NW China's resource-depleted city revitalized by green power
LANZHOU, July 16 (Xinhua) -- On the edge of the sprawling Gobi Desert lies the Chinese city of Yumen, a place that has worn many faces over the decades.
Once hailed as the "cradle of China's oil industry," it later made headlines as a "ghost town." Today, Yumen is reinventing itself as a green energy powerhouse, with arrays of glistening solar panels and towering wind turbines dominating its vast desert landscape.
Yumen, a county-level city in northwest China's Gansu Province, was one of 69 resource-depleted areas striving to rejuvenate amidst the country's shift towards green development.
FROM BOOMING TO FORGOTTEN
In its heyday, Yumen pulsed with the rhythm of oil pumps. Lifelong resident Ma Jinyue, 57, recalls a time when Yumen was the envy of the region. "We Yumen folks were among the first in China to live in modern apartments and enjoy Hollywood flicks at the local cinema," Ma said.
In 1957, China's first petroleum industrial base was established in Yumen, which is home to the country's first oil well drilled in 1939. At its peak, the Yumen oilfield produced around 90 percent of China's total oil output. The city also nurtured the country's first generation of oil experts, who later spearheaded efforts at other petroleum bases.
However, by the late 1990s, Yumen's oil reserves were rapidly depleting. Although Yumen's oil production never came to a complete halt, many businesses closed, government agencies relocated, and people moved away. Ma was among those who stayed, witnessing his hometown's decline.
"The Yumen you'll find on maps now is the new city, 70 km west of the old one where I live," he said.
The old city, once home to over 130,000 people in the 1980s, now houses fewer than 20,000 residents. Its dilapidated Soviet-style buildings stand as weathered sentinels of a bygone era, earning Yumen the label of a "ghost town."
HARNESSING GREEN POWER
Despite all the setbacks, Yumen is rising anew. In 2009, after the city was designated a resource-depleted area, it broke ground on China's first 10-million-kilowatt wind power base.

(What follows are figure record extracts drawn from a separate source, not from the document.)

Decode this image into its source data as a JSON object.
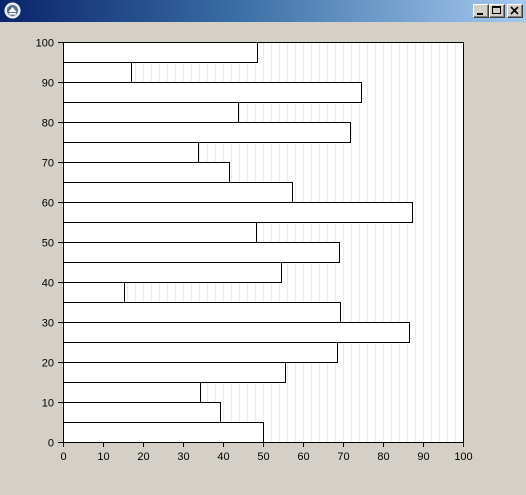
{
  "window": {
    "title": "",
    "buttons": {
      "minimize": "minimize",
      "maximize": "maximize",
      "close": "close"
    }
  },
  "colors": {
    "plot_background": "#ffffff",
    "gridline": "#ececec",
    "bar_fill": "#ffffff",
    "bar_edge": "#000000"
  },
  "chart_data": {
    "type": "bar",
    "orientation": "horizontal",
    "title": "",
    "xlabel": "",
    "ylabel": "",
    "xlim": [
      0,
      100
    ],
    "ylim": [
      0,
      100
    ],
    "xticks": [
      0,
      10,
      20,
      30,
      40,
      50,
      60,
      70,
      80,
      90,
      100
    ],
    "yticks": [
      0,
      10,
      20,
      30,
      40,
      50,
      60,
      70,
      80,
      90,
      100
    ],
    "vertical_grid": true,
    "bars": [
      {
        "y_start": 0,
        "y_end": 5,
        "value": 50.0
      },
      {
        "y_start": 5,
        "y_end": 10,
        "value": 39.3
      },
      {
        "y_start": 10,
        "y_end": 15,
        "value": 34.3
      },
      {
        "y_start": 15,
        "y_end": 20,
        "value": 55.5
      },
      {
        "y_start": 20,
        "y_end": 25,
        "value": 68.5
      },
      {
        "y_start": 25,
        "y_end": 30,
        "value": 86.5
      },
      {
        "y_start": 30,
        "y_end": 35,
        "value": 69.3
      },
      {
        "y_start": 35,
        "y_end": 40,
        "value": 15.3
      },
      {
        "y_start": 40,
        "y_end": 45,
        "value": 54.5
      },
      {
        "y_start": 45,
        "y_end": 50,
        "value": 69.0
      },
      {
        "y_start": 50,
        "y_end": 55,
        "value": 48.3
      },
      {
        "y_start": 55,
        "y_end": 60,
        "value": 87.3
      },
      {
        "y_start": 60,
        "y_end": 65,
        "value": 57.3
      },
      {
        "y_start": 65,
        "y_end": 70,
        "value": 41.5
      },
      {
        "y_start": 70,
        "y_end": 75,
        "value": 33.8
      },
      {
        "y_start": 75,
        "y_end": 80,
        "value": 71.8
      },
      {
        "y_start": 80,
        "y_end": 85,
        "value": 43.8
      },
      {
        "y_start": 85,
        "y_end": 90,
        "value": 74.5
      },
      {
        "y_start": 90,
        "y_end": 95,
        "value": 17.0
      },
      {
        "y_start": 95,
        "y_end": 100,
        "value": 48.5
      }
    ]
  }
}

Cradled between two mountain ranges, Yumen boasts rich wind and solar resources and vast tracts of land available for energy development. The average wind speed at 70 meters height reaches 7.9 meters per second. The city also enjoys over 3,300 hours of sunshine annually.
As a tactical shift in 1997, Yumen established one of China's earliest wind farms -- the first in Gansu -- amid China's push for renewable energy.
Since then, the city has quickly expanded its green energy portfolio and now hosts facilities for wind power, photovoltaics, concentrated solar thermal, and hydrogen production.
At the site of one of Yumen's largest new energy power projects, workers are in the final stretch to complete a section of the solar thermal power plant by the year's end. This project features wind power, photovoltaic, and concentrated solar thermal systems.
Once fully operational, the project will generate 1.76 billion kilowatt-hours of power annually, reducing carbon dioxide emissions by 1.35 million tonnes, explained Zhu Yi, operation manager of the project.
It is equivalent to the emissions from around 700,000 long-haul flights of 10,000 km each, Zhu said.
At present, Yumen not only meets its local power demand but also collaborates with other new energy bases in Gansu to provide green electricity to 25 provincial-level regions across China, according to State Grid Gansu Electric Power Co., Ltd.
BEYOND ENERGY
Yumen's resurgence goes beyond energy production. It has evolved into a hub for manufacturing new energy equipment, with 13 projects driving its economy. In 2023, the total output value of this industry reached 3.7 billion yuan (about 518.73 million U.S. dollars).
According to Zhu, all equipment used in his project is domestically produced, with many items manufactured locally in Yumen.
The old oil city has also found new life through the expansion of the petrochemical industry chain. In August 2023, a large-scale hydrogen production project was launched in old Yumen, followed by the inauguration of a new materials project earlier this year.
As Yumen strides into its green future, it continues to honor its industrial heritage. A national scenic spot has been established to preserve its historical sites. Excavators and bulldozers can be seen on the streets of the old city for infrastructure upgrades, with the government investing nearly 400 million yuan since 2016.
Chen Yuhong, a local resident who returned to old Yumen after two decades away, recently accompanied her friends from outside Gansu to visit a preserved nodding donkey oil pump, marking the site of China's first oil well. "I wish people could see both our past and our promising future," she said.